Polycystic ovarian syndrome (PCOS) affects approximately 10% of women of reproductive age and the incidence is much higher in infertile women. The hallmark diagnostic feature of PCOS is chronically elevated androgen hormone levels and ovaries covered with numerous small unruptured cysts. Androgens are male hormones such as testosterone.
At least two of the three characteristics below are required for the diagnosis of PCOS.
- Oligomenorrhea (menstrual interval greater than 35 days or 8 or less menstrual cycles per year)
- Clinical or laboratory exam consistent with androgen excess (excess body hair, acne, scalp hair loss, or elevated blood levels of testosterone, DHEAS, low sex hormone binding globulin)
- Ultrasound evidence of polycystic ovaries (12 or more follicles at 2-8 mm or increased ovarian volume)
Elevated androgen levels are responsible for many of the symptoms of PCOS including hirsuitism (excess body hair), sometimes a lowering of the voice, thinning hair on the head, irregular or no ovulation, a classic pear shaped body appearance, and infertility. Women with PCOS are often obese; however, PCOS occurs in women of all weights.
Women with PCOS are often hyperinsulinemic meaning that they have chronically elevated levels of insulin. The cells within the pancreas do not respond normally to glucose and overproduce insulin. This excess insulin causes the ovaries to increase androgen production and decrease serum sex hormone-binding globulin. Elevated androgens impede the growth of ovarian follicles and lead to lack of ovulation. Lack of ovulation will cause amenorrhea and increases the risk of endometrial hyperplasia.

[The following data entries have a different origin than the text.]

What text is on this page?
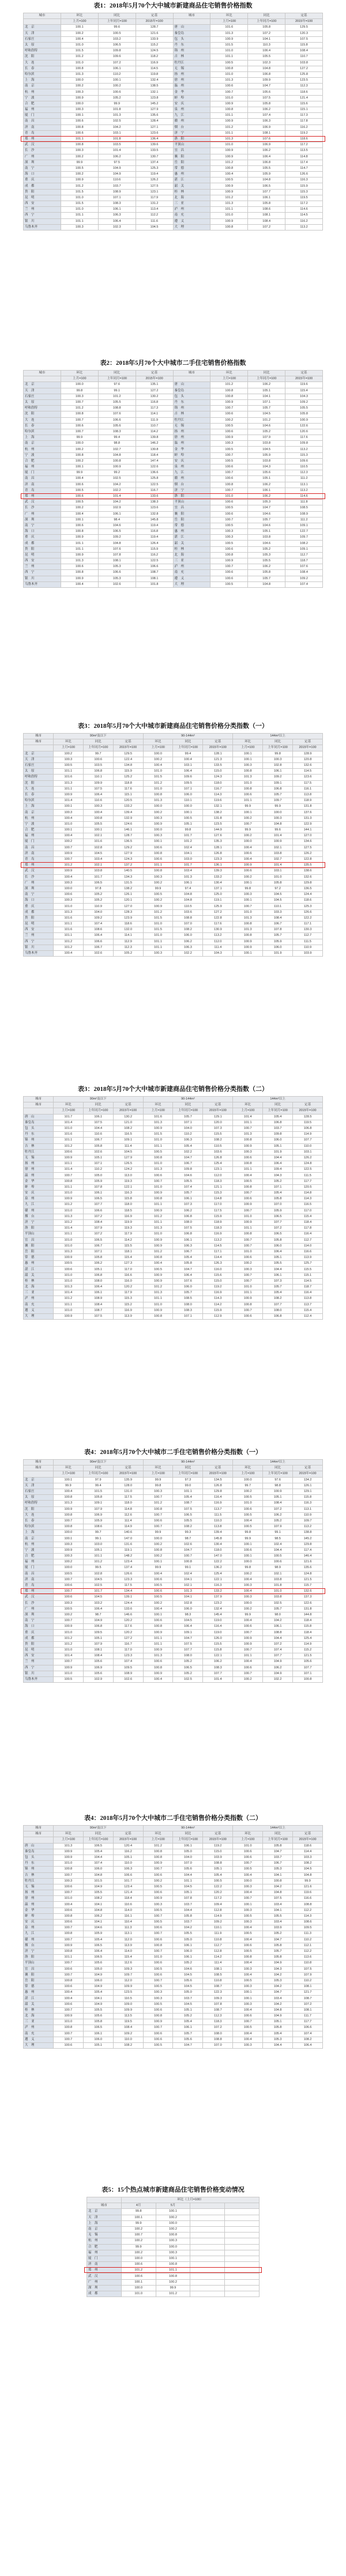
表1：2018年5月70个大中城市新建商品住宅销售价格指数
城市	环比	同比	定基	城市	环比	同比	定基
	上月=100	上年同月=100	2015年=100		上月=100	上年同月=100	2015年=100
北　京	100.1	99.6	128.7	唐　山	101.6	105.8	129.5
天　津	100.2	100.5	121.6	秦皇岛	101.3	107.2	120.3
石家庄	100.4	103.2	133.9	包　头	100.9	104.1	107.5
太　原	101.0	106.5	115.2	丹　东	101.5	110.3	115.8
呼和浩特	101.5	109.8	124.5	锦　州	101.0	106.4	108.4
沈　阳	101.2	109.6	118.2	吉　林	101.1	105.5	110.7
大　连	101.0	107.2	116.9	牡丹江	100.5	102.3	103.8
长　春	100.8	106.1	114.5	无　锡	100.8	104.8	127.2
哈尔滨	101.3	110.2	119.8	扬　州	101.0	106.8	125.8
上　海	100.0	100.1	132.4	徐　州	101.3	109.9	123.5
南　京	100.2	100.2	138.5	温　州	100.6	104.7	112.3
杭　州	100.3	100.6	132.1	金　华	100.7	105.6	118.6
宁　波	100.9	105.2	123.8	蚌　埠	101.0	107.5	121.4
合　肥	100.0	99.9	145.2	安　庆	100.9	105.8	115.6
福　州	100.3	101.8	127.9	泉　州	100.8	106.2	115.1
厦　门	100.1	101.3	135.6	九　江	101.1	107.4	117.3
南　昌	100.6	102.5	128.4	赣　州	100.9	106.3	117.8
济　南	100.8	104.2	127.1	烟　台	101.2	106.9	116.2
青　岛	100.6	103.1	123.6	济　宁	101.1	108.1	119.2
郑　州	101.1	101.8	136.4	洛　阳	101.3	107.6	118.6
武　汉	100.8	103.5	139.6	平顶山	101.0	106.9	117.2
长　沙	100.3	101.4	133.5	宜　昌	100.9	106.2	113.5
广　州	100.2	106.2	130.7	襄　阳	100.9	106.4	114.8
深　圳	99.9	97.5	137.4	岳　阳	101.2	106.8	117.4
南　宁	100.5	104.9	125.3	常　德	100.8	105.5	114.7
海　口	100.2	104.9	119.4	惠　州	100.4	105.9	126.6
重　庆	100.9	110.6	126.2	湛　江	100.5	104.8	116.3
成　都	101.2	103.7	127.5	韶　关	100.9	106.5	115.9
贵　阳	101.5	108.9	123.1	桂　林	100.9	107.7	115.3
昆　明	101.0	107.1	117.9	北　海	101.2	106.1	119.5
西　安	101.5	108.3	131.2	三　亚	101.3	105.8	117.2
兰　州	101.0	106.1	113.4	泸　州	101.1	108.6	114.6
西　宁	101.1	106.3	112.2	南　充	101.0	108.1	114.5
银　川	101.1	106.4	111.6	遵　义	100.9	108.4	116.2
乌鲁木齐	100.3	102.3	104.5	大　理	100.8	107.2	113.2
表2：2018年5月70个大中城市二手住宅销售价格指数
城市	环比	同比	定基	城市	环比	同比	定基
	上月=100	上年同月=100	2015年=100		上月=100	上年同月=100	2015年=100
北　京	100.0	97.6	135.1	唐　山	101.2	106.2	119.6
天　津	99.8	99.1	127.2	秦皇岛	100.8	105.1	115.4
石家庄	100.3	101.2	130.2	包　头	100.8	104.1	104.3
太　原	100.7	105.5	116.8	丹　东	100.9	107.1	109.2
呼和浩特	101.2	108.8	117.3	锦　州	100.7	105.7	105.5
沈　阳	100.8	107.6	114.1	吉　林	100.6	104.5	105.8
大　连	100.7	106.6	111.9	牡丹江	100.2	101.2	100.9
长　春	100.6	105.6	110.7	无　锡	100.5	104.6	122.6
哈尔滨	100.7	108.3	114.2	扬　州	100.6	105.2	120.6
上　海	99.9	99.4	139.8	徐　州	100.9	107.9	117.6
南　京	100.0	98.8	146.2	温　州	100.3	103.8	109.8
杭　州	100.2	102.7	130.8	金　华	100.5	104.5	113.2
宁　波	100.8	104.8	118.4	蚌　埠	100.7	105.9	115.3
合　肥	100.2	100.8	147.4	安　庆	100.5	103.8	109.6
福　州	100.1	100.9	122.6	泉　州	100.6	104.3	110.5
厦　门	99.9	99.2	136.6	九　江	100.7	105.6	112.3
南　昌	100.4	102.5	125.8	赣　州	100.6	105.1	111.2
济　南	100.6	104.2	122.5	烟　台	100.8	106.2	113.1
青　岛	100.5	102.2	116.7	济　宁	100.7	106.1	113.2
郑　州	100.6	101.4	133.6	洛　阳	101.0	106.2	114.6
武　汉	100.5	104.2	138.3	平顶山	100.6	105.3	111.8
长　沙	100.2	102.9	123.6	宜　昌	100.5	104.7	108.5
广　州	100.4	106.1	132.8	襄　阳	100.6	104.6	108.9
深　圳	100.1	98.4	145.8	岳　阳	100.7	105.7	111.2
南　宁	100.6	104.6	119.4	常　德	100.5	104.6	109.1
海　口	100.8	106.5	116.8	惠　州	100.3	105.1	122.7
重　庆	100.9	109.2	119.4	湛　江	100.3	103.8	109.7
成　都	101.1	104.8	126.4	韶　关	100.5	104.6	108.2
贵　阳	101.1	107.6	115.9	桂　林	100.6	105.2	109.1
昆　明	100.9	107.8	116.2	北　海	100.8	105.3	112.7
西　安	101.3	108.1	122.5	三　亚	100.9	105.5	118.7
兰　州	100.6	105.3	106.6	泸　州	100.7	106.2	107.6
西　宁	100.8	106.6	108.7	南　充	100.6	105.8	108.4
银　川	100.9	105.3	108.1	遵　义	100.6	105.7	109.2
乌鲁木齐	100.4	102.6	101.8	大　理	100.5	104.8	107.4
表3：2018年5月70个大中城市新建商品住宅销售价格分类指数（一）
城市	90m²及以下			90-144m²			144m²以上		
城市	环比	同比	定基	环比	同比	定基	环比	同比	定基
	上月=100	上年同月=100	2015年=100	上月=100	上年同月=100	2015年=100	上月=100	上年同月=100	2015年=100
北　京	100.2	99.7	129.5	100.0	99.4	128.1	100.1	99.8	128.9
天　津	100.3	100.6	122.4	100.2	100.4	121.3	100.1	100.3	120.8
石家庄	100.5	103.5	134.8	100.4	103.1	133.5	100.3	102.8	132.6
太　原	101.1	106.8	115.9	101.0	106.4	115.0	100.8	106.1	114.5
呼和浩特	101.6	110.1	125.2	101.5	109.6	124.3	101.3	109.2	123.6
沈　阳	101.3	109.9	118.8	101.2	109.5	118.0	101.0	109.1	117.5
大　连	101.1	107.5	117.6	101.0	107.1	116.7	100.8	106.8	116.1
长　春	100.9	106.4	115.1	100.8	106.0	114.3	100.6	105.7	113.8
哈尔滨	101.4	110.6	120.5	101.3	110.1	119.6	101.1	109.7	118.9
上　海	100.1	100.3	133.2	100.0	100.0	132.1	99.9	99.9	131.8
南　京	100.3	100.4	139.4	100.2	100.1	138.2	100.1	100.0	137.6
杭　州	100.4	100.8	132.9	100.3	100.5	131.8	100.2	100.3	131.3
宁　波	101.0	105.5	124.6	100.9	105.1	123.5	100.7	104.8	122.9
合　肥	100.1	100.1	146.1	100.0	99.8	144.9	99.9	99.6	144.1
福　州	100.4	102.1	128.7	100.3	101.7	127.6	100.2	101.4	127.0
厦　门	100.2	101.6	136.5	100.1	101.2	135.3	100.0	100.9	134.6
南　昌	100.7	102.8	129.2	100.6	102.4	128.1	100.4	102.1	127.5
济　南	100.9	104.5	127.9	100.8	104.1	126.8	100.6	103.8	126.2
青　岛	100.7	103.4	124.3	100.6	103.0	123.3	100.4	102.7	122.8
郑　州	101.2	102.1	137.2	101.1	101.7	136.1	100.9	101.4	135.5
武　汉	100.9	103.8	140.5	100.8	103.4	139.3	100.6	103.1	138.6
长　沙	100.4	101.7	134.3	100.3	101.3	133.2	100.2	101.0	132.6
广　州	100.3	106.5	131.5	100.2	106.1	130.4	100.1	105.8	129.8
深　圳	100.0	97.8	138.2	99.9	97.4	137.1	99.8	97.2	136.5
南　宁	100.6	105.2	126.1	100.5	104.8	125.0	100.3	104.5	124.4
海　口	100.3	105.2	120.1	100.2	104.8	119.1	100.1	104.5	118.6
重　庆	101.0	110.9	127.0	100.9	110.5	125.9	100.7	110.1	125.3
成　都	101.3	104.0	128.3	101.2	103.6	127.2	101.0	103.3	126.6
贵　阳	101.6	109.2	123.9	101.5	108.8	122.8	101.3	108.4	122.2
昆　明	101.1	107.4	118.6	101.0	107.0	117.6	100.8	106.7	117.1
西　安	101.6	108.6	132.0	101.5	108.2	130.9	101.3	107.8	130.3
兰　州	101.1	106.4	114.1	101.0	106.0	113.2	100.8	105.7	112.7
西　宁	101.2	106.6	112.9	101.1	106.2	112.0	100.9	105.9	111.5
银　川	101.2	106.7	112.3	101.1	106.3	111.4	100.9	106.0	110.9
乌鲁木齐	100.4	102.6	105.2	100.3	102.2	104.3	100.1	101.9	103.9
表3：2018年5月70个大中城市新建商品住宅销售价格分类指数（二）
城市	90m²及以下			90-144m²			144m²以上		
城市	环比	同比	定基	环比	同比	定基	环比	同比	定基
	上月=100	上年同月=100	2015年=100	上月=100	上年同月=100	2015年=100	上月=100	上年同月=100	2015年=100
唐　山	101.7	106.1	130.2	101.6	105.7	129.1	101.4	105.4	128.5
秦皇岛	101.4	107.5	121.0	101.3	107.1	120.0	101.1	106.8	119.5
包　头	101.0	104.4	108.2	100.9	104.0	107.3	100.7	103.7	106.8
丹　东	101.6	110.6	116.5	101.5	110.2	115.5	101.3	109.8	114.9
锦　州	101.1	106.7	109.1	101.0	106.3	108.2	100.8	106.0	107.7
吉　林	101.2	105.8	111.4	101.1	105.4	110.5	100.9	105.1	110.0
牡丹江	100.6	102.6	104.5	100.5	102.2	103.6	100.3	101.9	103.1
无　锡	100.9	105.1	127.9	100.8	104.7	126.8	100.6	104.4	126.2
扬　州	101.1	107.1	126.5	101.0	106.7	125.4	100.8	106.4	124.8
徐　州	101.4	110.2	124.2	101.3	109.8	123.1	101.1	109.4	122.5
温　州	100.7	105.0	113.0	100.6	104.6	112.0	100.4	104.3	111.5
金　华	100.8	105.9	119.3	100.7	105.5	118.3	100.5	105.2	117.7
蚌　埠	101.1	107.8	122.1	101.0	107.4	121.1	100.8	107.1	120.5
安　庆	101.0	106.1	116.3	100.9	105.7	115.3	100.7	105.4	114.8
泉　州	100.9	106.5	115.8	100.8	106.1	114.8	100.6	105.8	114.3
九　江	101.2	107.7	118.0	101.1	107.3	117.0	100.9	107.0	116.5
赣　州	101.0	106.6	118.5	100.9	106.2	117.5	100.7	105.9	117.0
烟　台	101.3	107.2	116.9	101.2	106.8	115.9	101.0	106.5	115.4
济　宁	101.2	108.4	119.9	101.1	108.0	118.9	100.9	107.7	118.4
洛　阳	101.4	107.9	119.3	101.3	107.5	118.3	101.1	107.2	117.8
平顶山	101.1	107.2	117.9	101.0	106.8	116.9	100.8	106.5	116.4
宜　昌	101.0	106.5	114.2	100.9	106.1	113.2	100.7	105.8	112.7
襄　阳	101.0	106.7	115.5	100.9	106.3	114.5	100.7	106.0	114.0
岳　阳	101.3	107.1	118.1	101.2	106.7	117.1	101.0	106.4	116.6
常　德	100.9	105.8	115.4	100.8	105.4	114.4	100.6	105.1	113.9
惠　州	100.5	106.2	127.3	100.4	105.8	126.3	100.2	105.5	125.7
湛　江	100.6	105.1	117.0	100.5	104.7	116.0	100.3	104.4	115.5
韶　关	101.0	106.8	116.6	100.9	106.4	115.6	100.7	106.1	115.1
桂　林	101.0	108.0	116.0	100.9	107.6	115.0	100.7	107.3	114.5
北　海	101.3	106.4	120.2	101.2	106.0	119.2	101.0	105.7	118.7
三　亚	101.4	106.1	117.9	101.3	105.7	116.9	101.1	105.4	116.4
泸　州	101.2	108.9	115.3	101.1	108.5	114.3	100.9	108.2	113.8
南　充	101.1	108.4	115.2	101.0	108.0	114.2	100.8	107.7	113.7
遵　义	101.0	108.7	116.9	100.9	108.3	115.9	100.7	108.0	115.4
大　理	100.9	107.5	113.9	100.8	107.1	112.9	100.6	106.8	112.4
表4：2018年5月70个大中城市二手住宅销售价格分类指数（一）
城市	90m²及以下			90-144m²			144m²以上		
城市	环比	同比	定基	环比	同比	定基	环比	同比	定基
	上月=100	上年同月=100	2015年=100	上月=100	上年同月=100	2015年=100	上月=100	上年同月=100	2015年=100
北　京	100.1	97.9	135.9	99.9	97.3	134.5	100.0	97.6	134.2
天　津	99.9	99.4	128.0	99.8	99.0	126.8	99.7	98.8	126.1
石家庄	100.4	101.5	131.0	100.3	101.1	129.8	100.2	100.9	129.1
太　原	100.8	105.8	117.5	100.7	105.4	116.4	100.5	105.1	115.8
呼和浩特	101.3	109.1	118.0	101.2	108.7	116.9	101.0	108.4	116.3
沈　阳	100.9	107.9	114.8	100.8	107.5	113.7	100.6	107.2	113.1
大　连	100.8	106.9	112.6	100.7	106.5	111.5	100.5	106.2	110.9
长　春	100.7	105.9	111.4	100.6	105.5	110.3	100.4	105.2	109.7
哈尔滨	100.8	108.6	114.9	100.7	108.2	113.8	100.5	107.9	113.2
上　海	100.0	99.7	140.6	99.9	99.3	139.4	99.8	99.1	138.8
南　京	100.1	99.1	147.0	100.0	98.7	145.8	99.9	98.5	145.2
杭　州	100.3	103.0	131.6	100.2	102.6	130.4	100.1	102.4	129.8
宁　波	100.9	105.1	119.1	100.8	104.7	118.0	100.6	104.4	117.4
合　肥	100.3	101.1	148.2	100.2	100.7	147.0	100.1	100.5	146.4
福　州	100.2	101.2	123.4	100.1	100.8	122.2	100.0	100.6	121.6
厦　门	100.0	99.5	137.4	99.9	99.1	136.2	99.8	98.9	135.6
南　昌	100.5	102.8	126.6	100.4	102.4	125.4	100.2	102.1	124.8
济　南	100.7	104.5	123.3	100.6	104.1	122.1	100.4	103.8	121.5
青　岛	100.6	102.5	117.5	100.5	102.1	116.3	100.3	101.8	115.7
郑　州	100.7	101.7	134.4	100.6	101.3	133.2	100.4	101.0	132.6
武　汉	100.6	104.5	139.1	100.5	104.1	137.9	100.3	103.8	137.3
长　沙	100.3	103.2	124.4	100.2	102.8	123.2	100.0	102.5	122.6
广　州	100.5	106.4	133.6	100.4	106.0	132.4	100.2	105.7	131.8
深　圳	100.2	98.7	146.6	100.1	98.3	145.4	99.9	98.0	144.8
南　宁	100.7	104.9	120.2	100.6	104.5	119.0	100.4	104.2	118.4
海　口	100.9	106.8	117.6	100.8	106.4	116.4	100.6	106.1	115.8
重　庆	101.0	109.5	120.2	100.9	109.1	119.0	100.7	108.8	118.4
成　都	101.2	105.1	127.2	101.1	104.7	126.0	100.9	104.4	125.4
贵　阳	101.2	107.9	116.7	101.1	107.5	115.5	100.9	107.2	114.9
昆　明	101.0	108.1	117.0	100.9	107.7	115.8	100.7	107.4	115.2
西　安	101.4	108.4	123.3	101.3	108.0	122.1	101.1	107.7	121.5
兰　州	100.7	105.6	107.4	100.6	105.2	106.2	100.4	104.9	105.6
西　宁	100.9	106.9	109.5	100.8	106.5	108.3	100.6	106.2	107.7
银　川	101.0	105.6	108.9	100.9	105.2	107.7	100.7	104.9	107.1
乌鲁木齐	100.5	102.9	102.6	100.4	102.5	101.4	100.2	102.2	100.8
表4：2018年5月70个大中城市二手住宅销售价格分类指数（二）
城市	90m²及以下			90-144m²			144m²以上		
城市	环比	同比	定基	环比	同比	定基	环比	同比	定基
	上月=100	上年同月=100	2015年=100	上月=100	上年同月=100	2015年=100	上月=100	上年同月=100	2015年=100
唐　山	101.3	106.5	120.4	101.2	106.1	119.2	101.0	105.8	118.6
秦皇岛	100.9	105.4	116.2	100.8	105.0	115.0	100.6	104.7	114.4
包　头	100.9	104.4	105.1	100.8	104.0	103.9	100.6	103.7	103.3
丹　东	101.0	107.4	110.0	100.9	107.0	108.8	100.7	106.7	108.2
锦　州	100.8	106.0	106.3	100.7	105.6	105.1	100.5	105.3	104.5
吉　林	100.7	104.8	106.6	100.6	104.4	105.4	100.4	104.1	104.8
牡丹江	100.3	101.5	101.7	100.2	101.1	100.5	100.0	100.8	99.9
无　锡	100.6	104.9	123.4	100.5	104.5	122.2	100.3	104.2	121.6
扬　州	100.7	105.5	121.4	100.6	105.1	120.2	100.4	104.8	119.6
徐　州	101.0	108.2	118.4	100.9	107.8	117.2	100.7	107.5	116.6
温　州	100.4	104.1	110.6	100.3	103.7	109.4	100.1	103.4	108.8
金　华	100.6	104.8	114.0	100.5	104.4	112.8	100.3	104.1	112.2
蚌　埠	100.8	106.2	116.1	100.7	105.8	114.9	100.5	105.5	114.3
安　庆	100.6	104.1	110.4	100.5	103.7	109.2	100.3	103.4	108.6
泉　州	100.7	104.6	111.3	100.6	104.2	110.1	100.4	103.9	109.5
九　江	100.8	105.9	113.1	100.7	105.5	111.9	100.5	105.2	111.3
赣　州	100.7	105.4	112.0	100.6	105.0	110.8	100.4	104.7	110.2
烟　台	100.9	106.5	113.9	100.8	106.1	112.7	100.6	105.8	112.1
济　宁	100.8	106.4	114.0	100.7	106.0	112.8	100.5	105.7	112.2
洛　阳	101.1	106.5	115.4	101.0	106.1	114.2	100.8	105.8	113.6
平顶山	100.7	105.6	112.6	100.6	105.2	111.4	100.4	104.9	110.8
宜　昌	100.6	105.0	109.3	100.5	104.6	108.1	100.3	104.3	107.5
襄　阳	100.7	104.9	109.7	100.6	104.5	108.5	100.4	104.2	107.9
岳　阳	100.8	106.0	112.0	100.7	105.6	110.8	100.5	105.3	110.2
常　德	100.6	104.9	109.9	100.5	104.5	108.7	100.3	104.2	108.1
惠　州	100.4	105.4	123.5	100.3	105.0	122.3	100.1	104.7	121.7
湛　江	100.4	104.1	110.5	100.3	103.7	109.3	100.1	103.4	108.7
韶　关	100.6	104.9	109.0	100.5	104.5	107.8	100.3	104.2	107.2
桂　林	100.7	105.5	109.9	100.6	105.1	108.7	100.4	104.8	108.1
北　海	100.9	105.6	113.5	100.8	105.2	112.3	100.6	104.9	111.7
三　亚	101.0	105.8	119.5	100.9	105.4	118.3	100.7	105.1	117.7
泸　州	100.8	106.5	108.4	100.7	106.1	107.2	100.5	105.8	106.6
南　充	100.7	106.1	109.2	100.6	105.7	108.0	100.4	105.4	107.4
遵　义	100.7	106.0	110.0	100.6	105.6	108.8	100.4	105.3	108.2
大　理	100.6	105.1	108.2	100.5	104.7	107.0	100.3	104.4	106.4
表5：15个热点城市新建商品住宅销售价格变动情况
	环比（上月=100）			
城市	4月	5月		
北　京	99.8	100.1		
天　津	100.1	100.2		
上　海	99.9	100.0		
南　京	100.2	100.2		
无　锡	100.7	100.8		
杭　州	100.2	100.3		
合　肥	99.9	100.0		
福　州	100.2	100.3		
厦　门	100.0	100.1		
济　南	100.6	100.8		
郑　州	101.2	101.1		
武　汉	100.6	100.8		
广　州	100.1	100.2		
深　圳	100.0	99.9		
成　都	101.0	101.2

The current “first line” treatments for PCOS may be Clomid®, metformin, FSH, or a combination of these products. Metformin (an insulin sensitizing drug) works to establish a “physiologically normal state” by increasing the cells sensitivity to insulin causing them to respond normally to glucose. Once the androgen levels decrease, normal ovulation will often result.
Many fertility specialists are prescribing metformin for the long term management of potential PCOS health complications. These complications can include cardiovascular disease and Type II diabetes.
Clomid®, which competes for estrogen receptors at the hypothalamus, is often effective in regulating ovulation. FSH works by directly stimulating the ovaries. PCOS patients should only be treated by a reproductive endocrinologist infertility specialist who has extensive experience in the use of gonadotropins (FSH, Gonal-F, Follistim, Repronex, etc.). This is because PCOS patients are notorious for exaggerated responses to FSH stimulation and are prone to hyperstimulation syndrome (OHSS). OCSS can be very serious leading to complications that require hospitalization. The Serono and Organon Web sites have extensive discussions of OCSS.
At one time, surgery was a popular treatment for PCOS but it is now reserved for the most severe cases that are unresponsive to other therapies. Surgery involves cutting, or removing, sections of the ovary often with a laser to lower androgen production.